About this olfaction research news
Author: Eric Hamilton
Source: University of Florida
Contact: Eric Hamilton – University of Florida
Image: The image is credited to Neuroscience News
Original Research: Open access.
“Directing negative emotional states through parallel genetically-distinct basolateral amygdala pathways to ventral striatum subregions” by Sarah Sniffen et al. Molecular Psychiatry
Abstract
Directing negative emotional states through parallel genetically-distinct basolateral amygdala pathways to ventral striatum subregions
Distinct basolateral amygdala (BLA) cell populations influence emotions in manners thought important for anxiety and anxiety disorders.

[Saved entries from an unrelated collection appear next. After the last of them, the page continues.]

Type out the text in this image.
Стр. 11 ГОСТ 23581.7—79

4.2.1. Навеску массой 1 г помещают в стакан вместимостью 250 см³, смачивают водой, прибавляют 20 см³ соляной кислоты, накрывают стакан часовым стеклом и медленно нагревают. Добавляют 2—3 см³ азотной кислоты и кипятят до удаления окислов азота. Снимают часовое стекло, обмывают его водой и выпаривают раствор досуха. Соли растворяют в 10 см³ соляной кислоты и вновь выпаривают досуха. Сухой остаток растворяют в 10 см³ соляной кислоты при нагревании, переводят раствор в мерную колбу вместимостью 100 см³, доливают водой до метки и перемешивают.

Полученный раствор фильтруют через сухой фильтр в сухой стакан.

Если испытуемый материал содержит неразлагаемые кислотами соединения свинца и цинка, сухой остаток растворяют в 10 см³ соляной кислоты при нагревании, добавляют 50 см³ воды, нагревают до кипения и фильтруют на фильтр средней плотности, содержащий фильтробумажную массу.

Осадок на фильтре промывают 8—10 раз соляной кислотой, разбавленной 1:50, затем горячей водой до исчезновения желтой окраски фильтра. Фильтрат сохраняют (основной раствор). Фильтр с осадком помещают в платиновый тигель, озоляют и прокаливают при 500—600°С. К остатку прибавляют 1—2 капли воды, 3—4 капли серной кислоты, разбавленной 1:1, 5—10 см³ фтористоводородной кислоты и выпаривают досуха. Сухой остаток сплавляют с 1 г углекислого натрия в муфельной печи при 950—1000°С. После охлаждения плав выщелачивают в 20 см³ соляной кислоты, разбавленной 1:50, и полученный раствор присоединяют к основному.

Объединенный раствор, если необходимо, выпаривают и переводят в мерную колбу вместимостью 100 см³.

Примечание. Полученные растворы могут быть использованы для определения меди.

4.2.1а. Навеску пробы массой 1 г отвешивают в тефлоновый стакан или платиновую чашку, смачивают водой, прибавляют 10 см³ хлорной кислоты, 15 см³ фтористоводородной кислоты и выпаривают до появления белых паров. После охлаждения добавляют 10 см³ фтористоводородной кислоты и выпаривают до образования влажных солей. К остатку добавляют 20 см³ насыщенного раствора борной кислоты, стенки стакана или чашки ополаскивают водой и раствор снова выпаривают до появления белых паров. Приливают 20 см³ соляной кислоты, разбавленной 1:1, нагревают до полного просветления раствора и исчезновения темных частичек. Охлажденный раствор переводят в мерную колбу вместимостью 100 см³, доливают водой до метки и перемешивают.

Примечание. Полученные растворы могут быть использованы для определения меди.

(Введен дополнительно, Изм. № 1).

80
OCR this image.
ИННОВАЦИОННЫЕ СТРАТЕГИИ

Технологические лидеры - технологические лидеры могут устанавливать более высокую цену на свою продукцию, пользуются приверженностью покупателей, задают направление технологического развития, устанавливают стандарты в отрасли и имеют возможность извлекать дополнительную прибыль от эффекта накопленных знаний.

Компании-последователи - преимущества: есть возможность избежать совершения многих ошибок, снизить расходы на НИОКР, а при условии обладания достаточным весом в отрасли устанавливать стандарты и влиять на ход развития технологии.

The BLA contains numerous cell types which can broadcast information into structures that may elicit changes in emotional states and behaviors.
BLA excitatory neurons can be divided into two main classes, one of which expresses Ppp1r1b (encoding protein phosphatase 1 regulatory inhibitor subunit 1B) which is downstream of the genes encoding the D1 and D2 dopamine receptors (Drd1 and Drd2 respectively).
The role of Drd1+ or Drd2+ BLA neurons in learned and unlearned emotional responses is unknown.
Here, we identified that the Drd1+ and Drd2+ BLA neuron populations form two parallel pathways for communication with the ventral striatum.
These neurons arise from the basal nucleus of the BLA, innervate the entire space of the ventral striatum, and are capable of exciting ventral striatum neurons.
Further, through two separate behavioral assays, we found that the Drd1+ and Drd2+ parallel pathways distinctly influence both learned and unlearned emotional states when they are activated or suppressed and do so depending upon where they synapse in the ventral striatum – with unique contributions of Drd1+ and Drd2+ circuitry on negative emotional states.
Overall, these results contribute to a model whereby parallel, genetically-distinct BLA to ventral striatum circuits inform emotional states in a projection-specific manner.